[Bug]: Load balancer initialisation fails #1581

hvraven · 2024-12-04T12:05:52Z

Description

I had some issues with the load balancer after an upgrade, switched to metal/klipper lb and I'm now trying to switch back.
This fails and gets stuck at Waiting for load-balancer to get an IP...

I dug a bit around and found some things, but am stuck now. tofu creates the expected load-balancer with the set name (k3s-nginx in my case). However the hcloud cloud controller does not configure it correctly.
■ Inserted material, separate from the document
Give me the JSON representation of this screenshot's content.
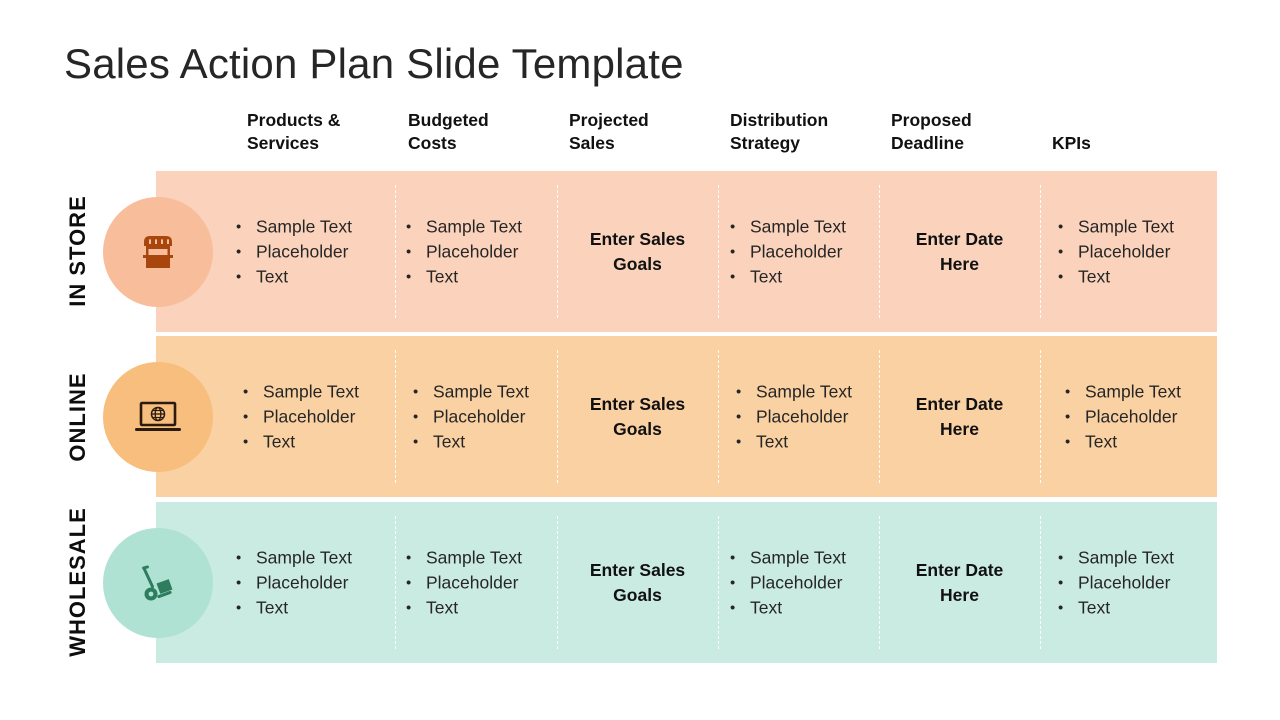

Instead it complains about the name being already used, log output below. When I check the cloud interface it shows two load balancer. One with the correct name, but unconfigured, a second with a random name and correctly configured (it points to all 4 currently configured workers). It appears the cloud controller is creating and configuring its own load balancer. This one is not known to tofu, most likely explaining the errors during setup.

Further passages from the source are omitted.